Les hiboux n’étaient pas les seuls à se mettre à l’abri, c’est aussi ce que font les chats de Pallas. Au total nous avons vu pas moins de 14 chats différents.
Participant Starling photographiant un chat de Pallas qui avait entièrement confiance en son camouflage.
Un animal tellement cool, et aussi peu farouche que j’en ai de meilleures photos que du chat sauvage européen, pour lequel j’ai pourtant passé de nombreuses semaines sur le terrain.
Les chats vont d’abord se coucher au sol et faire confiance à leur camouflage, mais si vous ne bougez pas, ils se relèveront après un certain temps et commenceront à s’éclipser. Ils le font au ralenti, prenant parfois 15 minutes pour parcourir 15 mètres !
Ces Yeux….
© Jean Louis Scheppers
Le moment était venu pour nous de quitter la steppe et de voyager vers l’ouest, à la recherche de cet autre rare félin…
Montagnes de l’Altaï
Nous avons établi un camp de base au bord des montagne pour pouvoir monter en altitude les jours où nous cherchions les panthères, mais aussi passer du temps dans les vallées les autres jours. Ce camp de base est également devenu le meilleur endroit pour voir le tristement célèbre Podoce de Henderson.
Une troisième espèce cible de mammifère pour ce voyage est l’antilope saïga, ultra rare, qui habite les plaines désertiques entre les chaînes de montagnes. La saïga est notoirement timide et classée en danger critique d’extinction par l’UICN. Aujourd’hui, leur nombre total est estimé à seulement 50 000 individus en Kalmoukie, dans trois régions du Kazakhstan et dans deux régions isolées de Mongolie (seulement quelques milliers d’antilopes au total).
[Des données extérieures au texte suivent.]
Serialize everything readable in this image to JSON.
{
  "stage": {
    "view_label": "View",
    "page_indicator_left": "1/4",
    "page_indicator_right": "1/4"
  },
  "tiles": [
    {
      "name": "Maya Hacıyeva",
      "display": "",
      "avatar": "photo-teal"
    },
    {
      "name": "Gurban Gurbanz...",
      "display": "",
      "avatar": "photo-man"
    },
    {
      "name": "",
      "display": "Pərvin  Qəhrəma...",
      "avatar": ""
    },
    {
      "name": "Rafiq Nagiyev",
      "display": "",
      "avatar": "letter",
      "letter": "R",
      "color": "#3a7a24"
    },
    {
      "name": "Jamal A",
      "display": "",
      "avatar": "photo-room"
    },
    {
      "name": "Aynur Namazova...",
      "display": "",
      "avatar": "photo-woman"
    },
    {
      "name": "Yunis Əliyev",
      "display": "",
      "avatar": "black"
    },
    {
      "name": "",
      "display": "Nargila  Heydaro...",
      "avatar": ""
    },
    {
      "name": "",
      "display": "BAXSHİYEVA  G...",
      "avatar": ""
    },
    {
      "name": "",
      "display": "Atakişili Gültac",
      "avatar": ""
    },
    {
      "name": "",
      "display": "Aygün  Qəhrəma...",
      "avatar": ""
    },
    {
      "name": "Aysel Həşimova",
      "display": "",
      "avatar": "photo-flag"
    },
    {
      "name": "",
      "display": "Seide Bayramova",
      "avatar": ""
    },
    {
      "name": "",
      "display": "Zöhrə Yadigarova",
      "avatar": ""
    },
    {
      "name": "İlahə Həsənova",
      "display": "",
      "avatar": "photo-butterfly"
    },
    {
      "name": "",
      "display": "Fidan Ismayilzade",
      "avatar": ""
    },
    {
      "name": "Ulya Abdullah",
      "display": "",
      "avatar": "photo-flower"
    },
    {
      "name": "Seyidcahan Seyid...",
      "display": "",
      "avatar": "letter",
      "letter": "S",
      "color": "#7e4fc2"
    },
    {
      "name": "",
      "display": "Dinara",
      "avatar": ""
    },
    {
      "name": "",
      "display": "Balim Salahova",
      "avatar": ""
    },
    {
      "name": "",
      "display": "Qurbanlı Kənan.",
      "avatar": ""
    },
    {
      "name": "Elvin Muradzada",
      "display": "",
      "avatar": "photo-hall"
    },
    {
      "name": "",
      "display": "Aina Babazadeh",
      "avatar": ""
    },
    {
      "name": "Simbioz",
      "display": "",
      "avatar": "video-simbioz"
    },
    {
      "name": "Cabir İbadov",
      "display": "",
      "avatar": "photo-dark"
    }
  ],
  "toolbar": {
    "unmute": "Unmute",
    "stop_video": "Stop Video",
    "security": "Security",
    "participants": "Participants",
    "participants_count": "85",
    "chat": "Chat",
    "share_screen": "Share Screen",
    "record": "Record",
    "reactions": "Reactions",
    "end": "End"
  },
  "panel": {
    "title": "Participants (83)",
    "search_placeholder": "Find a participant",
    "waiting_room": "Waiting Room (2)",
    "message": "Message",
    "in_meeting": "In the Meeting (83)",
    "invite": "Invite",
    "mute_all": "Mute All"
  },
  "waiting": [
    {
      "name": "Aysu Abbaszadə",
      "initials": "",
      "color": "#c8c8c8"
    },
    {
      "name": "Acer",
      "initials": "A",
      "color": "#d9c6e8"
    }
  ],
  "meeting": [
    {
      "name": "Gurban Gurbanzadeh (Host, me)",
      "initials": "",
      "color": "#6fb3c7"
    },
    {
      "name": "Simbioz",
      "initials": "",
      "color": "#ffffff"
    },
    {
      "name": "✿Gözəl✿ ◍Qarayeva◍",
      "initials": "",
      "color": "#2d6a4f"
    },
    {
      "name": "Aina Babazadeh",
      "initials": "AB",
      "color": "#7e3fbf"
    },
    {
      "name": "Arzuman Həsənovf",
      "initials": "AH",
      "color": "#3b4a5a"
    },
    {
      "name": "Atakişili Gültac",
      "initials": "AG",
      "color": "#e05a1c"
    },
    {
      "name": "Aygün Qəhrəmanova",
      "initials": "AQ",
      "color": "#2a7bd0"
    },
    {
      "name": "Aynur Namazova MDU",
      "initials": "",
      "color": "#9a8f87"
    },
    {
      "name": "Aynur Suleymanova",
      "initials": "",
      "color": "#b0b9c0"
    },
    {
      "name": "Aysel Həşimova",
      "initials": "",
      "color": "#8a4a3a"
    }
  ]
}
Les vallées entre les chaînes de montagnes sont presque désertiques, attirant des espèces liées à ces conditions, comme le syrrhapte paradoxal.
Les chameaux domestiques peuplent également ces vallées :
© Jean Louis Scheppers
Septembre coïncide avec l’arrivée de centaines de bruants lapons venus du nord et qui passent l’hiver en Mongolie.
Mais le véritable objectif de cette deuxième partie du voyage était bien sûr la recherche de la panthères des neiges. Il existe deux endroits dans le monde où vous pouvez avoir de grandes chances de rencontrer ce mythique félin à l’état sauvage : le Ladakh (Himalaya indien) et la Mongolie. Au Ladakh, vous observez depuis des altitudes plus élevées et il fait beaucoup plus froid, donc de ce point de vue, la Mongolie est nettement plus confortable. Toutefois, il arrive aussi qu’elle soit observée dans d’autres pays (Chine, Pakistan, etc.), généralement lorsqu’une femelle enceinte est repérée. Ensuite, vous êtes sûrs que pendant quelques mois, vous pourrez la retrouver, ainsi que les petits, autour de la tanière.
A la nuit tombée, les bouquetins descendent dans les vallées pour boire. En quête de nourriture, les panthères des neiges vont donc parfois les suivre dans les vallées pour tenter de les chasser. Le matin, vous pourrez alors essayer d’apercevoir un chat qui remonte les pentes raides.
Il faut beaucoup d’entrainement pour pouvoir trouver une panthère des neiges. Je les ai observées plusieurs fois maintenant, et je pense que si elle ne bouge pas, vous ne la trouverez tout simplement pas. Nous engageons des guides locaux qui passent la semaine précédant notre arrivée à scanner les chaînes de montagnes, pour essayer de déterminer précisément où se trouvent les panthères.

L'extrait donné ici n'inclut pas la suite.